The Delta smelt, the small fish that is often at the center of California's water wars, is likely headed toward extinction.
Since 2002, the California Department of Fish and Wildlife has surveyed the number of spawning Delta smelt.
Crews on kodiak trawl prepare nets to catch delta smelt while in Sacramento deep water ship channel. Amy Quinton / Capital Public Radio
The Sacramento San-Joaquin Delta is the only place in the world to find the threatened three-inch fish. Lately, it hasn’t been easy.
"Numbers are down this year. So the March survey we caught six. The April survey we caught one," says Lauren Damon an environmental scientist with the department. "Those catches are pretty low. They’re not unprecedented but certainly for our March survey that’s the lowest catch we’ve ever experienced."
California Department of Fish and Wildlife crews look for the tiny delta smelt. Amy Quinton / Capital Public Radio
On a boat on the lower Sacramento River, the drought is apparent with the first trawl. A lack of freshwater flowing downriver has saltwater species moving further inland. The trawl nets dozens of anchovies and pacific herring.
In the Sacramento Deep Water Ship Channel, crews with CDFW know immediately they’ve caught a Delta smelt. It smells like cucumbers.
"That means there is Delta smelt in there," says Damon. “So there are four adult Delta smelt in here.”
Lauren Damon with the California Department of Fish and Wildlife measures adult delta smelt. Amy Quinton / Capital Public Radio
In previous years, the catch has been in the hundreds, sometimes more than a thousand. On the boat today, they net just five.
Click here for an interactive graphic of Smelt Trawl Surveys
Peter Moyle, a fish biologist with UC Davis, has been sampling fish monthly in the Suisun Marsh for more than 30 years. He believes the smelt is close to extinction.
“Whether a small number of fish can continue the species is a good question,” says Moyle.
The crew on board his boat hoists a large net into a bucket. Moyle says almost all are native. But there is not one smelt.
"We’d fall off the boat if we caught a smelt these days," jokes Moyle. "But you have to realize when I started out they were a fairly common fish in the marsh."
Moyle says smelt populations have plummeted over the years.
"The drought just seems to have made things worse," he says. "Less freshwater to dilute contaminants, warmer temperatures in the water, because there is less cold water coming down the system...all these things are taking place simultaneously.“
Peter Moyle, a fish biologist with UC Davis, says the delta smelt is close to extinction. Amy Quinton / Capital Public Radio
Delta smelt aren’t the only victims. Other threatened species are struggling. Long fin smelt populations are the second lowest ever recorded. Ninety-five percent of last year’s brood of winter-run Chinook salmon died. State water regulators and fish agencies conceded that they were wrong in the way they managed the state’s water system last year.
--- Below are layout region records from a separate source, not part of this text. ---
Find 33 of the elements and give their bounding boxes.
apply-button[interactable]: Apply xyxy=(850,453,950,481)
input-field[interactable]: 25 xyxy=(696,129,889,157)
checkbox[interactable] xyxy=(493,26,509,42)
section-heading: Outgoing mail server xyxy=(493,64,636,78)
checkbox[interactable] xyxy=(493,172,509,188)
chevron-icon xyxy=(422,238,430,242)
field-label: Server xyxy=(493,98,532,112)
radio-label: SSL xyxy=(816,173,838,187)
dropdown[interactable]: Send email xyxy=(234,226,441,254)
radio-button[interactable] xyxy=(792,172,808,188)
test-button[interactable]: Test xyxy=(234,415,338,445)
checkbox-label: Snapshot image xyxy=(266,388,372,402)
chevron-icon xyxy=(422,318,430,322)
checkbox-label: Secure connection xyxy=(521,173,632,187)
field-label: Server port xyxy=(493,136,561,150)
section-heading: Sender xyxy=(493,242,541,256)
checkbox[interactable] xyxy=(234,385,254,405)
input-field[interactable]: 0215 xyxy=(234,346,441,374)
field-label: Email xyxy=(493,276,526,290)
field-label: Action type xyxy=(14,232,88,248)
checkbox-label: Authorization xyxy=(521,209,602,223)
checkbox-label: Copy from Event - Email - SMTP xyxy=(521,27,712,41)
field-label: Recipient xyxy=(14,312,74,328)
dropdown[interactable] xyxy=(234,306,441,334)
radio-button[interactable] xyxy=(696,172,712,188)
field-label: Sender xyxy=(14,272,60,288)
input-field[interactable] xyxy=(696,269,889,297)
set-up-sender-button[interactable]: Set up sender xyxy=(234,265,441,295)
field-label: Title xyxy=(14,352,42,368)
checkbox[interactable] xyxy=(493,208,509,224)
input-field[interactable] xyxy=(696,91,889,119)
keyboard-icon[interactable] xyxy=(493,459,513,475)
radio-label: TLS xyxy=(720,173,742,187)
"I think the awareness of what happened last year, has heightened the sensitivity," says Stafford Lehr, chief of fisheries with the California Department of Fish and Wildlife. "You just can’t turn the knobs and set it and walk away and expect everything to be fine. Everybody understands we have to be more aggressive in responding."
Lehr says the department has been using high tech sensors and satellites to monitor fish and water quality. It’s taken emergency actions, even moving fish into captivity to try to save species.
"The question for me is, how many more years of drought do we need to realize that the way we use water is unsustainable?" says Jon Rosenfield, a conservation biologist with the Bay Institute. He says the state can’t operate the water system in the same way and expect different results.
Rosenfield says while these threatened fish have survived drought before, he questions the likelihood now.
“They don’t deal with, in a drought, taking out more than 50 percent of the water. That’s just an extraordinary situation that has not occurred naturally,” says Rosenfield.
The Department of Fish and Wildlife's Stafford Lehr says it’s difficult to balance the needs of a growing state with a limited amount of water.
"We do not want this on our watch, the extinction of a species," says Lehr.
Some might say the small population of Delta smelt isn’t worth saving. Peter Moyle says its disappearance would signal a greater loss.
“If we let the smelt go, we’re essentially saying we don’t really need a functioning estuary, and California is going to be losing something very special if that fish disappears.”